Taking Pictures on Holiday

Child taking a picture of Egyptian Pyramids

Photo by Alfredo De Simone

By Nicoletta Marconi

Photography is a great way to get children involved in a family holiday. Taking pictures provides kids with a way to share a family adventure, be it travel to a far away land or weekend outing around town. It helps children observe what may have gone unnoticed and recall, with greater ease and spontaneity, the time spent with mom and dad. What's more, photography is a lesson in responsibility whether your child is a first time camera user or eager to assume the role of family photographer.
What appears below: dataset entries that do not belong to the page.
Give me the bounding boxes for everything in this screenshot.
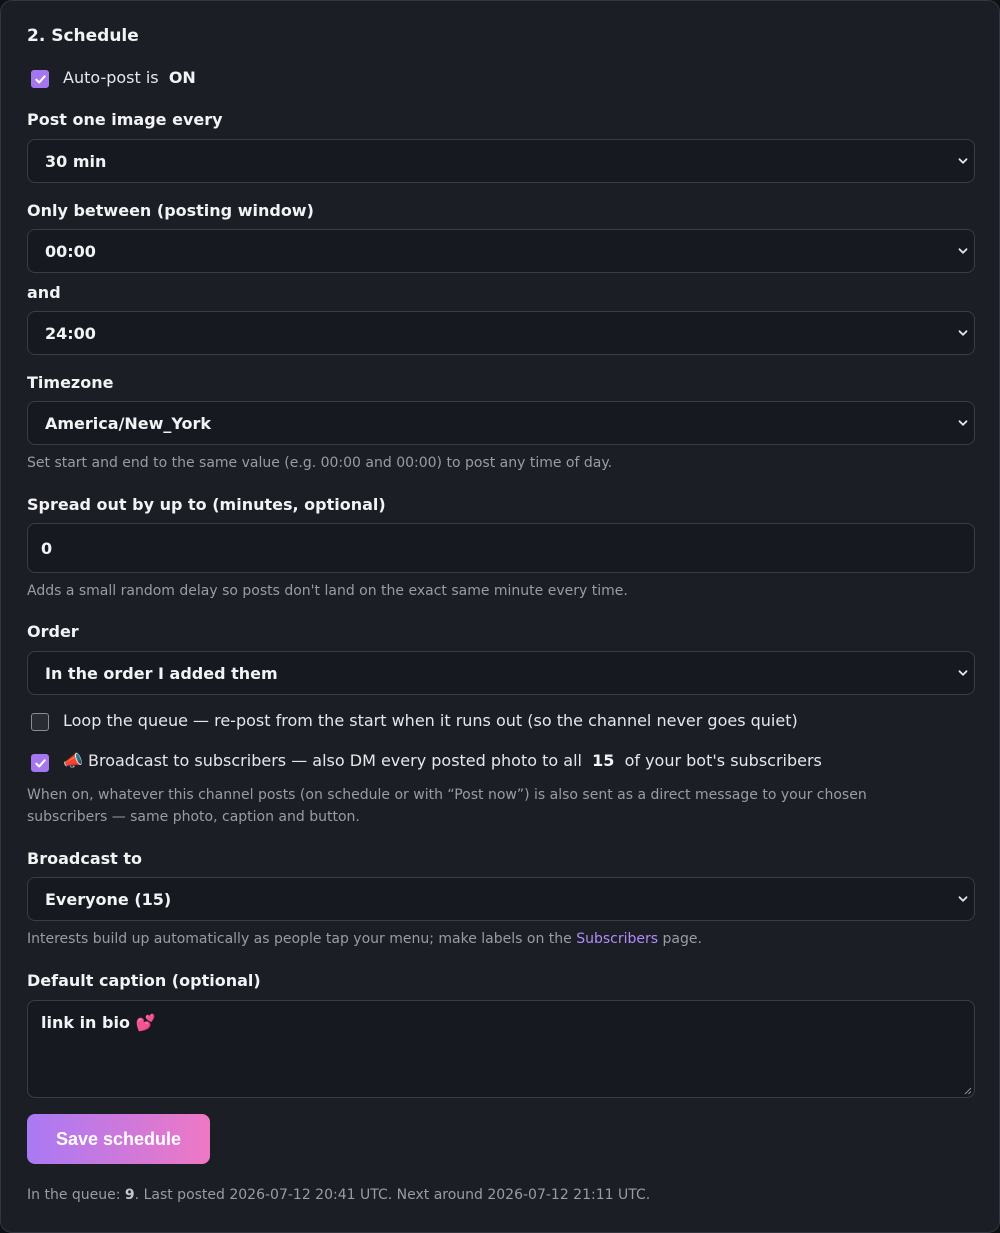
autopost-label: Auto-post is ON [63,68,196,87]
caption-value: link in bio 💕 [41,1013,156,1032]
spread-help: Adds a small random delay so posts don't… [27,583,628,599]
window-end-value: 24:00 [45,324,96,343]
queue-status: In the queue: 9. Last posted 2026-07-12 … [27,1187,650,1203]
timezone-value: America/New_York [45,414,212,433]
queue-count: 9 [124,1187,135,1203]
timezone-help: Set start and end to the same value (e.g… [27,455,613,471]
window-end-select[interactable]: 24:00 [27,311,975,355]
chevron-down-icon [958,670,968,676]
window-label: Only between (posting window) [27,201,314,220]
order-label: Order [27,622,79,641]
broadcast-label: 📣 Broadcast to subscribers — also DM eve… [63,751,822,770]
broadcast-to-select[interactable]: Everyone (15) [27,877,975,921]
window-start-value: 00:00 [45,242,96,261]
section-title: 2. Schedule [27,26,139,46]
chevron-down-icon [958,158,968,164]
autopost-label-text: Auto-post is [63,68,159,87]
queue-label: In the queue: [27,1187,121,1203]
broadcast-to-label: Broadcast to [27,849,142,868]
loop-label: Loop the queue — re-post from the start … [63,711,798,730]
broadcast-label-text: 📣 Broadcast to subscribers — also DM eve… [63,751,582,770]
broadcast-to-help-text: Interests build up automatically as peop… [27,931,572,947]
chevron-down-icon [958,420,968,426]
checkmark-icon [34,74,46,83]
broadcast-to-help-suffix: page. [662,931,702,947]
subscribers-link[interactable]: Subscribers [576,931,658,947]
chevron-down-icon [958,896,968,902]
schedule-panel: 2. Schedule Auto-post is ON Post one ima… [0,0,1000,1233]
save-schedule-button[interactable]: Save schedule [27,1114,210,1164]
broadcast-label-suffix: of your bot's subscribers [624,751,822,770]
timezone-select[interactable]: America/New_York [27,401,975,445]
chevron-down-icon [958,248,968,254]
timezone-label: Timezone [27,373,114,392]
resize-handle-icon[interactable] [963,1086,972,1095]
window-and-label: and [27,283,61,302]
chevron-down-icon [958,330,968,336]
loop-checkbox[interactable] [31,713,49,731]
interval-select[interactable]: 30 min [27,139,975,183]
checkmark-icon [34,758,46,767]
broadcast-help-line-1: When on, whatever this channel posts (on… [27,787,867,803]
broadcast-to-help: Interests build up automatically as peop… [27,928,702,950]
broadcast-help: When on, whatever this channel posts (on… [27,784,867,828]
caption-textarea[interactable]: link in bio 💕 [27,1000,975,1098]
spread-input[interactable]: 0 [27,523,975,573]
spread-value: 0 [41,539,53,558]
caption-label: Default caption (optional) [27,971,261,990]
window-start-select[interactable]: 00:00 [27,229,975,273]
broadcast-help-line-2: subscribers — same photo, caption and bu… [27,809,360,825]
spread-label: Spread out by up to (minutes, optional) [27,495,386,514]
interval-label: Post one image every [27,110,223,129]
queue-status-rest: . Last posted 2026-07-12 20:41 UTC. Next… [134,1187,651,1203]
interval-value: 30 min [45,152,107,171]
autopost-checkbox[interactable] [31,70,49,88]
broadcast-to-value: Everyone (15) [45,890,172,909]
broadcast-subscriber-count: 15 [592,751,615,770]
order-select[interactable]: In the order I added them [27,651,975,695]
autopost-state: ON [168,68,196,87]
broadcast-checkbox[interactable] [31,754,49,772]
order-value: In the order I added them [45,664,278,683]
The following tips will ensure that even the wary are engaged each and every time an image sparks their interest to click.

The right equipment
You don't need a professional camera to take a quality photo. Simple means can result in interesting pictures. Disposable or single use cameras have several advantages:
  • They are light and easy to use.
  • They can be carried in a backpack or worn, on a string, round your child's neck.
  • They come equipped with film and often times have a built-in flash.
  • They are not as delicate as your expensive camera.
  • They facilitate freedom of use wherever the kids may play.
What to snap
A suggestion or two will help children spot an opportunity and provide the inspiration to get started. Refrain, however, from making choices for them and they will record the world as they see it, weaving a personal tale.
  • Suggest they capture their story on film and recount their adventure through images to friends back home.
  • Help your child establish a time frame or develop a theme. For example, capturing the trip from take-off to landing or photographing everything that is different.
  • Point out things of interest - a strange hat or curious animal - and spark their curiosity.
  • Start simple. Animals, children, geometric shapes and colors are a great way to begin.
Ready, set, click
Limit the instruction to a few simple tips. You will avoid disappointment yet keep photography fun.
  • Avoid fuzzy photos: set the camera on a flat surface such as a rock in situations with little light.
  • Keep your eye on the horizon: it can shape the story.
  • Keep your back to the sun and the light will fall on your subject rather than the eye of the camera.
  • Get close to the subject and enable others to follow the tale.
  • Center the photo. If need be cut off the feet but don't chop off anyone's head!
  • Keep your fingers away from the lens.

Introduce your children to photography on your next family holiday and not only will you get them involved in the family outing you will open up a new world for them to explore.